Una terra promessa, un mondo diverso

18.08.2015 19:35

Se il povero Fantasma di Canterville si aggirasse in questo periodo ululando e agitando catene, raccoglierebbe solo indifferenza e scherno, mentre un tempo bastava sentirne il nome per rabbrividire.

La scelta di Aurora Ramazzotti come conduttrice di X-Factor, si deve chiaramente all’oblio di uno degli spettri televisivi più agghiaccianti dall’invenzione del tubo catodico: il famigerato Sanremo del 1989, quello dei «figli d’arte».

Rosita Celentano, Paola Dominguìn, Danny Quinn e Gianmarco Tognazzi erano all’epoca tutti privi di esperienze pregresse nella conduzione televisiva, e dunque la loro esperienza sanremese si rivelò particolarmente sfortunata con i quattro che commisero gaffes e lapsus linguistici a quasi ogni annuncio, guadagnandosi il titolo di “peggiori conduttori del Festival”, che dopo un quarto di secolo resta ancora saldamente nelle loro mani.

Forse i proprietari di Sky sono troppo giovani per ricordare, oppure sono degli inguaribili ramazzottimisti, ma in noi attempati, prima dello sdegno per la designazione di una diciottenne il cui curriculum si esaurisce nel certificato di nascita, scatta la preoccupazione.

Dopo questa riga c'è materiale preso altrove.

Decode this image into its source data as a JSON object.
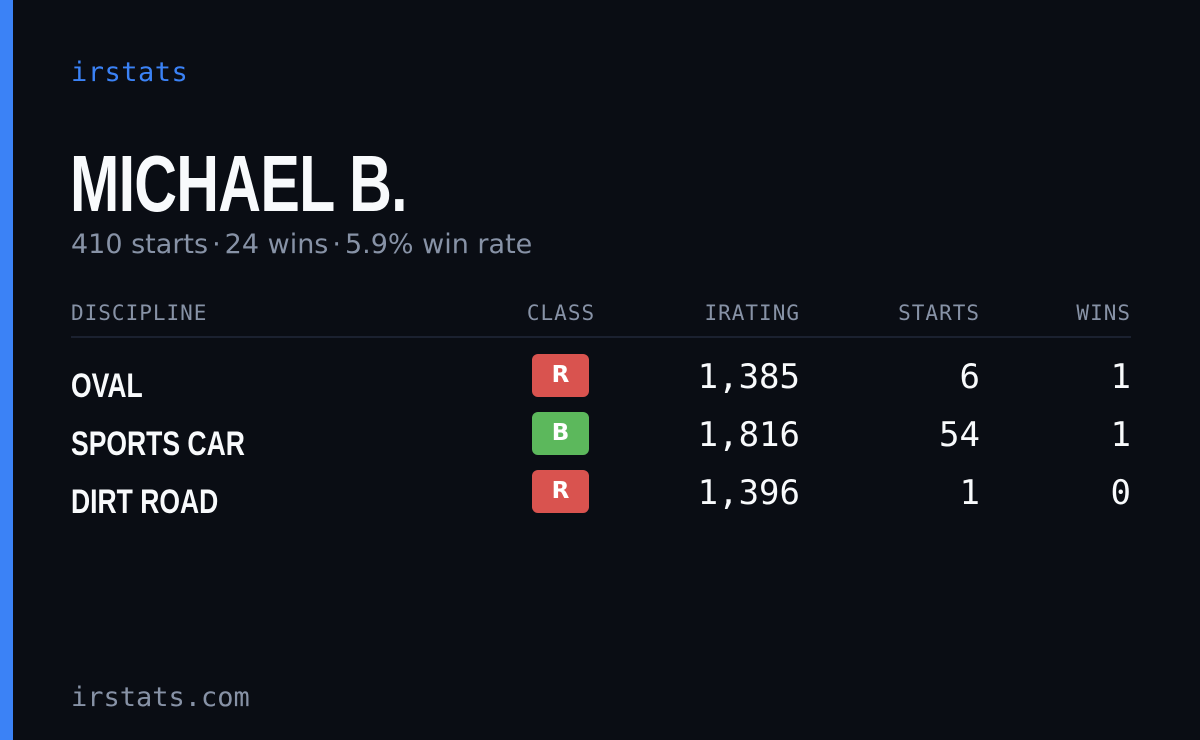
{
  "brand": "irstats",
  "driver": {
    "name": "MICHAEL B.",
    "summary": {
      "starts": "410 starts",
      "wins": "24 wins",
      "win_rate": "5.9% win rate",
      "separator": "·"
    }
  },
  "table": {
    "headers": {
      "discipline": "DISCIPLINE",
      "class": "CLASS",
      "irating": "IRATING",
      "starts": "STARTS",
      "wins": "WINS"
    },
    "rows": [
      {
        "discipline": "OVAL",
        "class": "R",
        "class_color": "#d9534f",
        "irating": "1,385",
        "starts": "6",
        "wins": "1"
      },
      {
        "discipline": "SPORTS CAR",
        "class": "B",
        "class_color": "#5cb85c",
        "irating": "1,816",
        "starts": "54",
        "wins": "1"
      },
      {
        "discipline": "DIRT ROAD",
        "class": "R",
        "class_color": "#d9534f",
        "irating": "1,396",
        "starts": "1",
        "wins": "0"
      }
    ]
  },
  "footer": {
    "domain": "irstats.com"
  },
  "colors": {
    "background": "#0a0d14",
    "accent": "#3b82f6",
    "text_primary": "#f8fafc",
    "text_muted": "#8792a6",
    "class_r": "#d9534f",
    "class_b": "#5cb85c"
  }
}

Naturalmente per Aurora, più che per X-Factor.

I figli d’arte del 1989 furono presi a pesci in faccia solo dopo il debutto, nell’era dei social network la povera e incolpevole Ramazzottina è già stata linciata due mesi prima di iniziare.

«È fresca e spontanea, ha la stessa età dei concorrenti e sa rapportarsi con i coetanei», dice il direttore delle produzioni di Sky.

In pratica questo signore ci informa che Aurora è maggiorenne e non è sociopatica, il che ci fa molto piacere, anche se probabilmente era la stessa cosa che nel 1989 il direttore artistico di Sanremo diceva di Paola Dominguìn e Rosita Celentano. L’unica osservazione che potrebbe venire in mente è che i coetanei di Aurora con cognomi più oscuri, per quanto freschi e spontanei, non abbiano chances di condurre X-Factor, al massimo possono sognare di gareggiare affrontando lunghe selezioni in cui devono (veramente) dimostrare di avere talento.

L’unico loro piccolo vantaggio è quello di non avere un padre che posta su Facebook un pippone aggressivo e grondante di risentimento, in cui rivendica la propria dura gavetta e la propria “umiltà”.

Già, l'umiltà del ragazzo di periferia tutto riccioli e giubbotto, che sognava per i giovani come lui «una terra promessa, un mondo diverso».

Diverso in cosa? Ramazzotti non lo specificava, ma se intendeva «un mondo dove non si diventa conduttori di uno show a diffusione nazionale solo perché si è figli di una celebrità», è ancora un sogno irrealizzato.

«Oggi va così, non abbiamo rubato niente» ha detto papà Eros. Okay, signor Ramazzotti, grazie della sua lezione di vita, ma ora non sprechi energie, le risparmi per quando inizierà X-Factor e i rosiconi del web crocifiggeranno la piccola Auri appena aprirà bocca, che sia brava o no.

Se poi dovesse anche collezionare «gaffe e lapsus linguistici», niente paura, fra vent’anni la ritroveremo alla radio come conduttrice di un simpatico programma estivo sul nostro rapporto con cani e gatti, come fa attualmente Rosita Celentano. D’altronde l'ha detto lei, oggi va così, mi permetto solo di aggiungere che probabilmente andrà così anche domani.